Nematus wuestneii  Stein, 1885 [mandatory correction of incorrect original spelling N. Wüstneii]: 304. Lectotype ♀ (designated by Prous et al. 2016) in BMNH, examined. Type locality: Chodov [Chodau], Czech Republic.

Pristiphora ortinga  Kincaid, 1900: 349-350. Holotype ♀ (USNMENT00778199) in USNM, not examined.
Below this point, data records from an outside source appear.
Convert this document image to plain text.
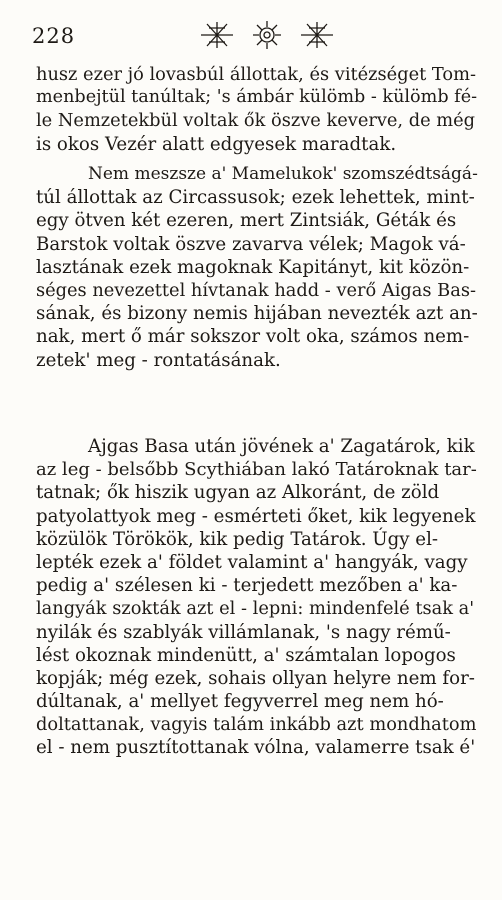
228
husz ezer jó lovasbúl állottak, és vitézséget Tom-
menbejtül tanúltak; 's ámbár külömb - külömb fé-
le Nemzetekbül voltak ők öszve keverve, de még
is okos Vezér alatt edgyesek maradtak.
Nem meszsze a' Mamelukok' szomszédtságá-
túl állottak az Circassusok; ezek lehettek, mint-
egy ötven két ezeren, mert Zintsiák, Géták és
Barstok voltak öszve zavarva vélek; Magok vá-
lasztának ezek magoknak Kapitányt, kit közön-
séges nevezettel hívtanak hadd - verő Aigas Bas-
sának, és bizony nemis hijában nevezték azt an-
nak, mert ő már sokszor volt oka, számos nem-
zetek' meg - rontatásának.
Ajgas Basa után jövének a' Zagatárok, kik
az leg - belsőbb Scythiában lakó Tatároknak tar-
tatnak; ők hiszik ugyan az Alkoránt, de zöld
patyolattyok meg - esmérteti őket, kik legyenek
közülök Törökök, kik pedig Tatárok. Úgy el-
lepték ezek a' földet valamint a' hangyák, vagy
pedig a' szélesen ki - terjedett mezőben a' ka-
langyák szokták azt el - lepni: mindenfelé tsak a'
nyilák és szablyák villámlanak, 's nagy rémű-
lést okoznak mindenütt, a' számtalan lopogos
kopják; még ezek, sohais ollyan helyre nem for-
dúltanak, a' mellyet fegyverrel meg nem hó-
doltattanak, vagyis talám inkább azt mondhatom
el - nem pusztítottanak vólna, valamerre tsak é'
Type locality: Kukak Bay, Alaska, USA. Synonymised with P. melanocarpa  by by Smith (1979).

Similar species.

The most similar species is P. ruficornis  , which has paler antennae compared to P. melanocarpa  . Females have the ventral side of antennae uniformly black (Fig. 14) or only slightly paler, while P. ruficornis  has a distinctly paler ventral side (Fig. 15). Males of P. melanocarpa  also tend to have darker antennae than in P. ruficornis  , but penis valves should be studied in specimens that have conspicuously pale antennae. The valvispina of the penis valve bends distinctly more sharply (being almost L-shaped) and is usually narrower (Fig. 264) than in P. ruficornis  (Fig. 266).

Genetic data.

Based on COI barcode sequences, specimens are divided between three BIN clusters (BOLD:AAG3540, BOLD:ACZ4465, BOLD:ACZ4466), two of them (BOLD:ACZ4465 and BOLD:ACZ4466) including also P. ruficornis  (Fig. 1 in Prous et al. 2016). These BIN clusters form a monophyletic group (Fig. 4) and minimum distances between them are only 1.13-1.50%. Based on nuclear data, maximum within species divergence is 0.9% (based on seven specimens and NaK, TPI, or both genes) and the nearest neighbour is 0.0% different ( P. ruficornis  , only TPI including introns).

Host plants.

Betula pendula  Roth ( Kangas 1985), B. pubescens  Ehrh., B. nana  L. ( Prous et al. 2016). The records from Salix  are doubtful ( Prous et al. 2016).

Distribution and material examined.

Holarctic. Specimens studied are from Canada, Estonia, Finland, France, Germany, Norway, Russia (Primorsky Krai), and Sweden.